Par la force de la déduction logique, un logiciel peut-il construire une hypothèse à partir de résultats ? Peut-il inférer des lois physiques à partir d'observations ? En allant plus loin, pourrait-il mener à bien une expérience ? Ce sujet n'est plus un débat de philosophie ou de science-fiction. A ces trois questions, la réponse est oui. D'ailleurs, ces robots savants existent déjà...

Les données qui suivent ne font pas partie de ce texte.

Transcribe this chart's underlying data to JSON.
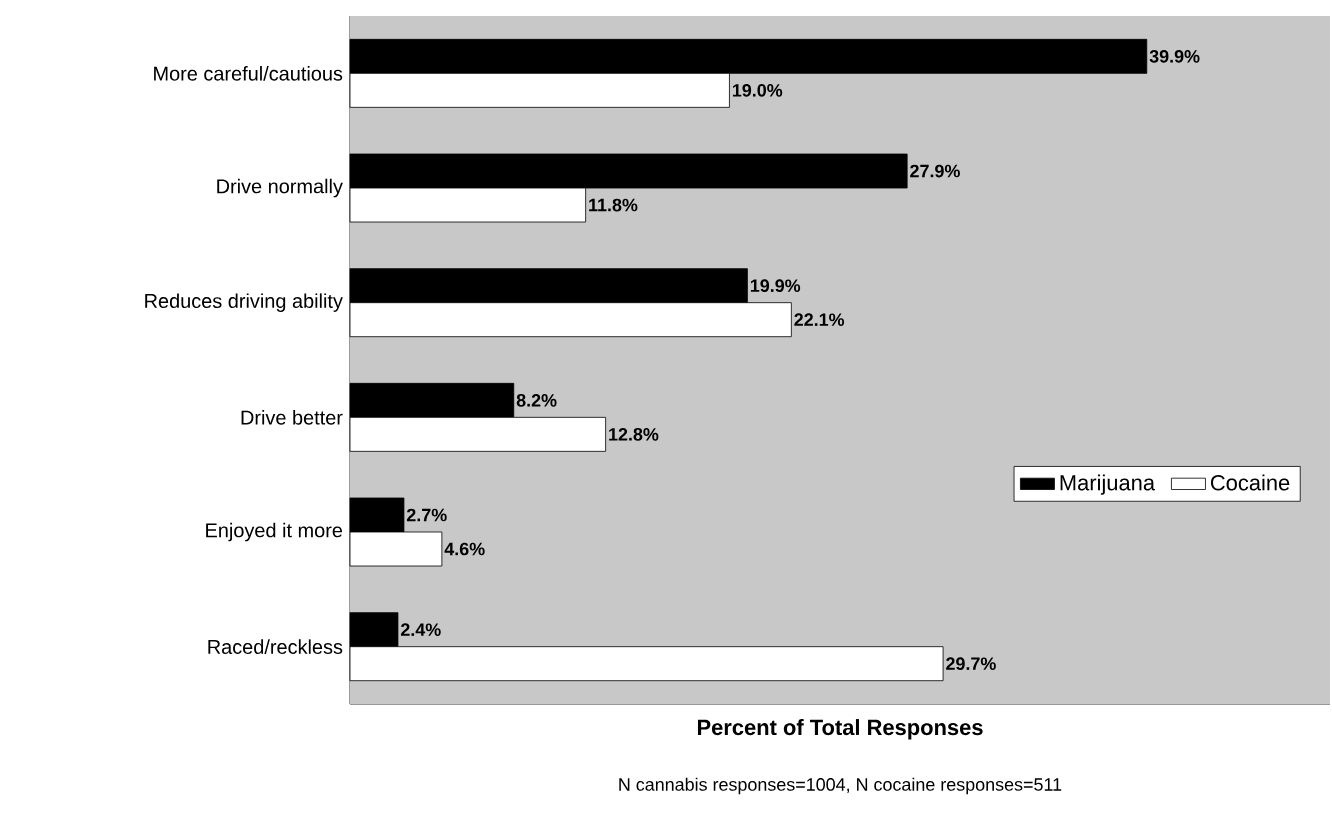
{
  "chart_data": {
    "type": "bar",
    "orientation": "horizontal",
    "xlabel": "Percent of Total Responses",
    "categories": [
      "More careful/cautious",
      "Drive normally",
      "Reduces driving ability",
      "Drive better",
      "Enjoyed it more",
      "Raced/reckless"
    ],
    "series": [
      {
        "name": "Marijuana",
        "color": "#000000",
        "values": [
          39.9,
          27.9,
          19.9,
          8.2,
          2.7,
          2.4
        ],
        "value_labels": [
          "39.9%",
          "27.9%",
          "19.9%",
          "8.2%",
          "2.7%",
          "2.4%"
        ]
      },
      {
        "name": "Cocaine",
        "color": "#ffffff",
        "values": [
          19.0,
          11.8,
          22.1,
          12.8,
          4.6,
          29.7
        ],
        "value_labels": [
          "19.0%",
          "11.8%",
          "22.1%",
          "12.8%",
          "4.6%",
          "29.7%"
        ]
      }
    ],
    "legend": "right",
    "tick_labels": "y",
    "annotations": [
      "N cannabis responses=1004, N cocaine responses=511"
    ]
  }
}
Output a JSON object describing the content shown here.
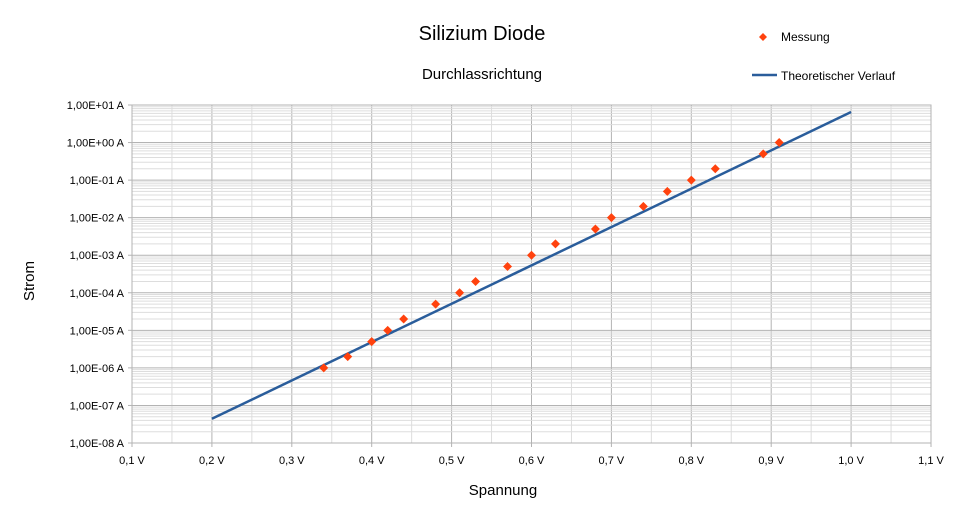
{
  "chart_data": {
    "type": "scatter",
    "title": "Silizium Diode",
    "subtitle": "Durchlassrichtung",
    "xlabel": "Spannung",
    "ylabel": "Strom",
    "xlim": [
      0.1,
      1.1
    ],
    "ylim": [
      1e-08,
      10
    ],
    "y_scale": "log",
    "grid": true,
    "legend_position": "top-right",
    "x_ticks": [
      {
        "value": 0.1,
        "label": "0,1 V"
      },
      {
        "value": 0.2,
        "label": "0,2 V"
      },
      {
        "value": 0.3,
        "label": "0,3 V"
      },
      {
        "value": 0.4,
        "label": "0,4 V"
      },
      {
        "value": 0.5,
        "label": "0,5 V"
      },
      {
        "value": 0.6,
        "label": "0,6 V"
      },
      {
        "value": 0.7,
        "label": "0,7 V"
      },
      {
        "value": 0.8,
        "label": "0,8 V"
      },
      {
        "value": 0.9,
        "label": "0,9 V"
      },
      {
        "value": 1.0,
        "label": "1,0 V"
      },
      {
        "value": 1.1,
        "label": "1,1 V"
      }
    ],
    "y_ticks": [
      {
        "value": 1e-08,
        "label": "1,00E-08 A"
      },
      {
        "value": 1e-07,
        "label": "1,00E-07 A"
      },
      {
        "value": 1e-06,
        "label": "1,00E-06 A"
      },
      {
        "value": 1e-05,
        "label": "1,00E-05 A"
      },
      {
        "value": 0.0001,
        "label": "1,00E-04 A"
      },
      {
        "value": 0.001,
        "label": "1,00E-03 A"
      },
      {
        "value": 0.01,
        "label": "1,00E-02 A"
      },
      {
        "value": 0.1,
        "label": "1,00E-01 A"
      },
      {
        "value": 1,
        "label": "1,00E+00 A"
      },
      {
        "value": 10,
        "label": "1,00E+01 A"
      }
    ],
    "series": [
      {
        "name": "Messung",
        "kind": "markers",
        "marker": "diamond",
        "color": "#ff420e",
        "x": [
          0.34,
          0.37,
          0.4,
          0.42,
          0.44,
          0.48,
          0.51,
          0.53,
          0.57,
          0.6,
          0.63,
          0.68,
          0.7,
          0.74,
          0.77,
          0.8,
          0.83,
          0.89,
          0.91
        ],
        "y": [
          1e-06,
          2e-06,
          5e-06,
          1e-05,
          2e-05,
          5e-05,
          0.0001,
          0.0002,
          0.0005,
          0.001,
          0.002,
          0.005,
          0.01,
          0.02,
          0.05,
          0.1,
          0.2,
          0.5,
          1
        ]
      },
      {
        "name": "Theoretischer Verlauf",
        "kind": "line",
        "color": "#2a5d9b",
        "x": [
          0.2,
          1.0
        ],
        "y": [
          4.4e-08,
          6.5
        ]
      }
    ]
  }
}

La même semaine, deux équipes publient leurs résultats portant sur un même sujet : faire réaliser par un système robotisé le travail d'un scientifique. A l'université d'Aberystwyth, au Pays de Galles (Royaume-Uni), le projet, baptisé Robot Scientist, existe depuis plusieurs années. Là-bas, on vient de mettre la dernière main à Adam – dont le nom est l'acronyme de A Discovery Machine – , un spécialiste de génétique que l'on a fait travailler sur le génome de la levure de boulanger (Saccharomyces cerevisiae). Ross King et ses collègues en rapportent les étonnants résultats dans la revue Science.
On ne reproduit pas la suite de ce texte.